Aber zumindest ich komme nicht einmal am Aufenthaltsraum an, denn mein Pieper meldet sich. Ich ziehe ihn aus der Tasche am Gürtel und schaue drauf. <Ich muss arbeiten. Aber danke für die Aufheiterung!> meine ich und mache mich wieder auf dem Weg nach unten in die Halle. Ein anderer RTW hat eine Panne und wir müssen den Patienten übernehmen damit der Transport in die Klinik umgehend fortgeführt werden kann.
Da mein Weg kürzer war bin ich natürlich auch schneller am RTW und wechsel meine Schuhe. Geliebte Adiletten wir sehen uns gleich wieder. Ralf kommt auch beim RTW an und ich ziehe schonmal das Stromkabel aus dem Auto raus. Ich fahre heute und bewege meinen Po danach auf den Fahrersitz. Während ich auf ihn warte ändere ich unseren Status schonmal, schnalle mich an und starte den Motor. Als Ralf das Tor geöffnet hat und dann ebenfalls eingestiegen ist fahre ich los und ziehe uns den Einsatz mit der Wegbeschreibung auf unseren Monitor.

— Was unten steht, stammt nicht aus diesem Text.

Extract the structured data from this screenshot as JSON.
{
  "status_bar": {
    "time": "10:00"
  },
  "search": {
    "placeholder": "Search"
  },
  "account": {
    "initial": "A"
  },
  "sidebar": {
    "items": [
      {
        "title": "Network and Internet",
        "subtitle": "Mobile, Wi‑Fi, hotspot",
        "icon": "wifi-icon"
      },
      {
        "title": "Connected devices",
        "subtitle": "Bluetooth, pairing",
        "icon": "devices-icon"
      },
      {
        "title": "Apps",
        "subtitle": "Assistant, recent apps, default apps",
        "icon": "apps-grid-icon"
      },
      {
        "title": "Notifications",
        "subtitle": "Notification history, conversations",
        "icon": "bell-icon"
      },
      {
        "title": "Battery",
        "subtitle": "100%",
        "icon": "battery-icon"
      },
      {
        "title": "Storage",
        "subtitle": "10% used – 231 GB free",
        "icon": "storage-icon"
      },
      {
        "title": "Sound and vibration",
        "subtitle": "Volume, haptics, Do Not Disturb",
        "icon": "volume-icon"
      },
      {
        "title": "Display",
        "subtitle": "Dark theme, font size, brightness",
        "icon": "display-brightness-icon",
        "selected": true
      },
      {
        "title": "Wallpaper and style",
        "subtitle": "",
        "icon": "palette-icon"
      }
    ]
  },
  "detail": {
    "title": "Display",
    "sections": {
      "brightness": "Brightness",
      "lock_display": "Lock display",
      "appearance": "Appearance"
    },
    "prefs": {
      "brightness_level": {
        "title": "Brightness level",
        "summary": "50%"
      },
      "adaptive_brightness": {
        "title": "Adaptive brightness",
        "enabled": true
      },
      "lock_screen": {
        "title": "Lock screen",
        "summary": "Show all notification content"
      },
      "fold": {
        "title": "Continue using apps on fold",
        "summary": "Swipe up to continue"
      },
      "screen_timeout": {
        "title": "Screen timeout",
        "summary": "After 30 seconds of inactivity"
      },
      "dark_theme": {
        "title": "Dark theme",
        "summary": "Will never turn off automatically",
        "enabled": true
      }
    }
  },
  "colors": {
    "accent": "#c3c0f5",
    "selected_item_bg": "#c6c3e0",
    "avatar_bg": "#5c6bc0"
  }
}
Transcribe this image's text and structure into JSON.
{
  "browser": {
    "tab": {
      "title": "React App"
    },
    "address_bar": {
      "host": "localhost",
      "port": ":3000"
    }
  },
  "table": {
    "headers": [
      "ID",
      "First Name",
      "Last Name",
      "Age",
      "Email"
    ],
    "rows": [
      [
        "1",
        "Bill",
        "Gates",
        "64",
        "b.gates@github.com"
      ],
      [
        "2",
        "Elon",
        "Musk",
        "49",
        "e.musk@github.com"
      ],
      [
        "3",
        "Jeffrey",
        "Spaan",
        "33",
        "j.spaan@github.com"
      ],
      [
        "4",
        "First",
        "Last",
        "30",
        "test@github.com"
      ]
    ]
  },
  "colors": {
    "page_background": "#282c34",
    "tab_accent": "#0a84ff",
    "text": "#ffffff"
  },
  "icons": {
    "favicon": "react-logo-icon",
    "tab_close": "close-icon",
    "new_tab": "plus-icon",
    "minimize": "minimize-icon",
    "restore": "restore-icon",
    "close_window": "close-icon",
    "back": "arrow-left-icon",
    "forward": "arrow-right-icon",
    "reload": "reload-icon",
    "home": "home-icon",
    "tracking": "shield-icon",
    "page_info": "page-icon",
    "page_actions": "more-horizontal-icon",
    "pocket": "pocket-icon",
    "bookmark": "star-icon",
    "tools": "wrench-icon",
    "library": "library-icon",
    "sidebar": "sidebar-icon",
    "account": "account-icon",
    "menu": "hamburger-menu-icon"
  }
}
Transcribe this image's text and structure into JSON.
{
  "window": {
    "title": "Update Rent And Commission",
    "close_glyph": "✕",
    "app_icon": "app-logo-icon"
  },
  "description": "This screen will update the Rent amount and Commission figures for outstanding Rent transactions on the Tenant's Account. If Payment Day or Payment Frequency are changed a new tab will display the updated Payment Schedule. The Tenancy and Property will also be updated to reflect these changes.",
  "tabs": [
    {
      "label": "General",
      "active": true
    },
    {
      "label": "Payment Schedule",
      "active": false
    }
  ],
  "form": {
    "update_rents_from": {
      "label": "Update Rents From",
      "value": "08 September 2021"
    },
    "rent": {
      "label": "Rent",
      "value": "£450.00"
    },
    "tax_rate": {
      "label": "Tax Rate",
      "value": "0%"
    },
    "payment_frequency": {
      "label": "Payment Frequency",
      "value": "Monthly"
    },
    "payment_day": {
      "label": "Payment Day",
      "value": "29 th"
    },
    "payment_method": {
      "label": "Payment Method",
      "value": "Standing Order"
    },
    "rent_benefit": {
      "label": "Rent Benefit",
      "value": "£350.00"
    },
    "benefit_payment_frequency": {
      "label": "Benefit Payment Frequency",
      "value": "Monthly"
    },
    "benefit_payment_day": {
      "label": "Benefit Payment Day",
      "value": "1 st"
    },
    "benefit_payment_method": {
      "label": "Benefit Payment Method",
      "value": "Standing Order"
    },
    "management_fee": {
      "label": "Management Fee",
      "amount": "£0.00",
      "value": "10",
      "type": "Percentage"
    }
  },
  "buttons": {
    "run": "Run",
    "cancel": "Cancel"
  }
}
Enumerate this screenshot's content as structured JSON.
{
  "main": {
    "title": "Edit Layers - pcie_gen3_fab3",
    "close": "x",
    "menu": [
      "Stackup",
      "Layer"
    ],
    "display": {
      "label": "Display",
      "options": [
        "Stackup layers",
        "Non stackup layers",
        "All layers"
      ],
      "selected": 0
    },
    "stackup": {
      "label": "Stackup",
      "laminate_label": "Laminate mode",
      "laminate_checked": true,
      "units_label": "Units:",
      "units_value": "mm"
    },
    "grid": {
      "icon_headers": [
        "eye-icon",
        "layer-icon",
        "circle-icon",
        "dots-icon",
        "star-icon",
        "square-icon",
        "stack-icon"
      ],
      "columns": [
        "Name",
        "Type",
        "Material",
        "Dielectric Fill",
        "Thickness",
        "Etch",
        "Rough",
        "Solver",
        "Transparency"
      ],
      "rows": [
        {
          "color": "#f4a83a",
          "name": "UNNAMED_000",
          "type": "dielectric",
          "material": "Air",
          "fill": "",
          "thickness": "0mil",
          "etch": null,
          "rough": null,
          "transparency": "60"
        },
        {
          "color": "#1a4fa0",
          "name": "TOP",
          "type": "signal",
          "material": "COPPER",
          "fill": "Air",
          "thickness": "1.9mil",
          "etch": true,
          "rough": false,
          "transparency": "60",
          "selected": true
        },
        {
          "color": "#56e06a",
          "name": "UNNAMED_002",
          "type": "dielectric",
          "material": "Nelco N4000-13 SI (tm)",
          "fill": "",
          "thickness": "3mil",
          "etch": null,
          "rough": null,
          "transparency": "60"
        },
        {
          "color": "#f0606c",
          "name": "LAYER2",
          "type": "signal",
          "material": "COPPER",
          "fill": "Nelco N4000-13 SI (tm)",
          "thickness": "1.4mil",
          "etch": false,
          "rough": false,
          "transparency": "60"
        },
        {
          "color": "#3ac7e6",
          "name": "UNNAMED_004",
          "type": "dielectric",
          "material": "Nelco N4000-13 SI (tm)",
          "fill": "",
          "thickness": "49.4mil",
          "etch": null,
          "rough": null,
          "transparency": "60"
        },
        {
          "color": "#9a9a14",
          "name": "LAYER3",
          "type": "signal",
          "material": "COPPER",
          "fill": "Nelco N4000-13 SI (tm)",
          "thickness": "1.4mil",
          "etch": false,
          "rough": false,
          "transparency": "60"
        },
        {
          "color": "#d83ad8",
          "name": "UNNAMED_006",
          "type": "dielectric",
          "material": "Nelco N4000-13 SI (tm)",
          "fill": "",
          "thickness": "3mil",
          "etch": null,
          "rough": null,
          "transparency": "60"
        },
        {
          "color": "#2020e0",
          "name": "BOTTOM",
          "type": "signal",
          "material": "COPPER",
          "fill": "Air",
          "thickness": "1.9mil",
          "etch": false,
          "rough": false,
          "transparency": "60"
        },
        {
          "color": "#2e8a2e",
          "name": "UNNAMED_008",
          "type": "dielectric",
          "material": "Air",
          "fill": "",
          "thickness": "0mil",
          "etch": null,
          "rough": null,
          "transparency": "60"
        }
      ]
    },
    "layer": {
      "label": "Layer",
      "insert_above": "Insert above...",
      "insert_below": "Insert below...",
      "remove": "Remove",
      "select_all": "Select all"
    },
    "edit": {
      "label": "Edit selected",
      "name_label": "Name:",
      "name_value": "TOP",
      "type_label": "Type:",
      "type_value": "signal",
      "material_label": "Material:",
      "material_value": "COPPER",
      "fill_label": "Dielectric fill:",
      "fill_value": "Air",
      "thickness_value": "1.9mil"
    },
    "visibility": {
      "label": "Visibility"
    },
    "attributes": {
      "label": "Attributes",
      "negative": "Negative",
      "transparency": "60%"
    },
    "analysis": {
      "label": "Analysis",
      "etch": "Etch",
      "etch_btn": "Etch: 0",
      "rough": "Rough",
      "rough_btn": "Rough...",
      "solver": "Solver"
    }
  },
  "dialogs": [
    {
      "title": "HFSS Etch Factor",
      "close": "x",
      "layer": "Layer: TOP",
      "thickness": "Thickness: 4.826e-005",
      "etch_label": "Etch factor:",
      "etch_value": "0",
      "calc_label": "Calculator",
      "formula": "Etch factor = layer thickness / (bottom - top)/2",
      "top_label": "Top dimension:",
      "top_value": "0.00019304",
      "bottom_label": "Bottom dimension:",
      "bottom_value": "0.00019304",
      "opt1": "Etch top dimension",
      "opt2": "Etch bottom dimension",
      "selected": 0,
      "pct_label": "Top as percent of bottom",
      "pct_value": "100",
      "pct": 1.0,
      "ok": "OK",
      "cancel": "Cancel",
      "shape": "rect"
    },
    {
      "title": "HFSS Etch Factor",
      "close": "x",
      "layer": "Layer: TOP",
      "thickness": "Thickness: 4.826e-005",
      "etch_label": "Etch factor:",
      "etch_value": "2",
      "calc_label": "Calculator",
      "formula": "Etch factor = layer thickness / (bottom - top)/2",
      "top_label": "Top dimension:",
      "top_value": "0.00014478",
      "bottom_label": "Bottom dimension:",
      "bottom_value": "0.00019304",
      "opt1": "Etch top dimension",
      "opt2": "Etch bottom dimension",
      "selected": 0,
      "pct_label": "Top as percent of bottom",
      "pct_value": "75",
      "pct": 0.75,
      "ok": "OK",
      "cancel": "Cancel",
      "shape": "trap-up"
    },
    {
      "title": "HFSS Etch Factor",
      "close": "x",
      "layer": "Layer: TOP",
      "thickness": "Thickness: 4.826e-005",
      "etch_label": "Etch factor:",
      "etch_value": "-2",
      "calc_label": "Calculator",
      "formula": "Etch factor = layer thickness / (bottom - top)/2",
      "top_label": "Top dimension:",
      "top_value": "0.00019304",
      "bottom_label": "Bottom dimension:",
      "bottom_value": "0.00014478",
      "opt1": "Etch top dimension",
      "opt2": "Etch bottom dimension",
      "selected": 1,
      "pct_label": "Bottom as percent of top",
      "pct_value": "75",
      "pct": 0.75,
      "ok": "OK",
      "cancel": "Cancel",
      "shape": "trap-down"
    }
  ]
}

Es ist gar nicht weit entfernt und nach 3 Minuten sind wir schon da. Es ist auf einer normalen Straße mit beiden Fahrrichtungen und ich stelle mich quasi als Geisterfahrer hinter den ersten RTW. Erleichtert uns gleich das Umschieben des Patienten in unseren RTW.
Mit Blaulicht und Warnblinkanlage bleibe ich stehen und ziehe den Schlüssel bevor ich aussteige. Habe mir vorhin in der Umkleide noch schnell meine kleine Handschuhtasche am Gürtel aufgefüllt und kann mir auf dem Weg zum anderen RTW dort welche rausziehen. Während Ralf bei den Kollegen anklopft und die Tür öffnet schlüpfe ich in meine Handschuhe. Das klappt hervorragend, da ich in meiner morgendlichen Müdigkeit nicht Handschuhgröße M erwischt habe sondern anscheinend XL. Muss es später auf der Wache dringend ändern denn mit XL Handschuhen könnte ich auch vom Schutzstatus direkt ohne arbeiten.
Wir klettern in den anderen RTW und bekommen sofort eine Übergabe von Phil <Hey ihr.. Gut, dass ihr so schnell da seid. Das ist Herr Kleiber mit V.a. einer akuten Exazerbation seiner Herzinsuffizienz. Haben ihn abgeschossen und beatmet. Wir müssen jetzt echt schnell weiter ins Krankenhaus. Hier kann ich nicht mehr viel machen.> Ich nicke und schaue auf den Monitor. Werte mehr schlecht als Recht. Ich springe wieder aus dem defekten RTW und öffne Unseren. Dann fahre ich die Trage raus damit wir die einfach tauschen können. Da ja eh überall die selben Systeme drin sind ist das auch egal. Spart uns das Umlagern mit den ganzen Kabeln.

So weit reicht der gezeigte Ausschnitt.